An idea that crosses the line
Following one train of thought to its logical conclusion leads me to a mobile app idea. It’s a simple app, essentially just a routing application. You type in where you’re going and you can get directions from your current location, just like any other mapping or GPS routing application. Except we can give you directions that avoid known DUI hotspots. In a very simplified sense, routing algorithms basically give streets a score, usually determined based on factors like speed limit, road size, distance, etc. The path with the lowest score wins, and that’s what you end up getting for your directions. All you’d have to do to route around common DUI locations is make the number of historical DUIs along a street segment count in the routing algorithm’s calculation. Streets with lots of historical DUIs would be avoided in favor of side streets with fewer arrests. You’d avoid Geary Blvd and intersections like 16th St and Mission St.
It’s an easy app and the data is there for the taking. I’ll leave aside the question of whether the idea would work in terms of being effective at making drunk drivers avoid actual arrest. For argument’s sake, let’s assume that it would work, or that some other similar type of app could. It’s not an app I’d build, and I assume pretty much everyone understands the moral objection.

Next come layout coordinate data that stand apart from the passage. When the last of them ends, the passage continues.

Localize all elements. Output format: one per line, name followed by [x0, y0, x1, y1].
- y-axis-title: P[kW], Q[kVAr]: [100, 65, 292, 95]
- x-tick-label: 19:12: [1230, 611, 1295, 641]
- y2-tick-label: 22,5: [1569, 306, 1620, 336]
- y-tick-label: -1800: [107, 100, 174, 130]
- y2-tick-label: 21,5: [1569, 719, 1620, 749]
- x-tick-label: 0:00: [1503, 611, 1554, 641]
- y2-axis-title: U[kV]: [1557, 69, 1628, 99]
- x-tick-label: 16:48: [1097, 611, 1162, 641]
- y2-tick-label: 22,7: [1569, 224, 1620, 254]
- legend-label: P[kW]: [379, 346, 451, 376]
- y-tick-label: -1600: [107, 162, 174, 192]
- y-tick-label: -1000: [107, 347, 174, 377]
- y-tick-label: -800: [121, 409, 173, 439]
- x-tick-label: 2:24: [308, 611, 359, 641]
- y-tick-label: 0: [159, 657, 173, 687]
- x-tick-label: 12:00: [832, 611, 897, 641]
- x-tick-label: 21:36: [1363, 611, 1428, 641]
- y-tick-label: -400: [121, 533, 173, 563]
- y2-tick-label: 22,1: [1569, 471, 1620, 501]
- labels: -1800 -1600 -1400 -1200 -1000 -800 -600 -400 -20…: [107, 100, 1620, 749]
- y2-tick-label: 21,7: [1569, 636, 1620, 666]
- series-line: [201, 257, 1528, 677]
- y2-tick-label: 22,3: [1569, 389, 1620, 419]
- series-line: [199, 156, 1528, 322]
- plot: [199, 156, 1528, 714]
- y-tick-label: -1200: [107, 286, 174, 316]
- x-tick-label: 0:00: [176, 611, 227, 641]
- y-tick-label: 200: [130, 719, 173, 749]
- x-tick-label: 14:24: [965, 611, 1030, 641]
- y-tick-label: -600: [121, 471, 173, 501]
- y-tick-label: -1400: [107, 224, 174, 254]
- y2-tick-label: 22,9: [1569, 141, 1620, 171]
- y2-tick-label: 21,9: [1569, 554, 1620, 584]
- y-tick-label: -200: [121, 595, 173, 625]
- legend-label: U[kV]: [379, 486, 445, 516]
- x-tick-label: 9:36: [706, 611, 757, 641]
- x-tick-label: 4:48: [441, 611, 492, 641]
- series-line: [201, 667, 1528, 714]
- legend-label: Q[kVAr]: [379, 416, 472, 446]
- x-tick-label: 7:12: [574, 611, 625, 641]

I don’t have any big moral takeaway or conclusion. On the one hand there are arguments that data and knowledge can never inherently be bad. Then there are arguments that this particular data (or at least specifically a DUI-avoiding directions app) would only be used to encourage drunk driving. I’m not going to make the DUI-avoiding mobile app, that goes way too far down the path of encouraging bad behavior. But it brings up a lot of interesting questions we need to think about as we’re working with data like this.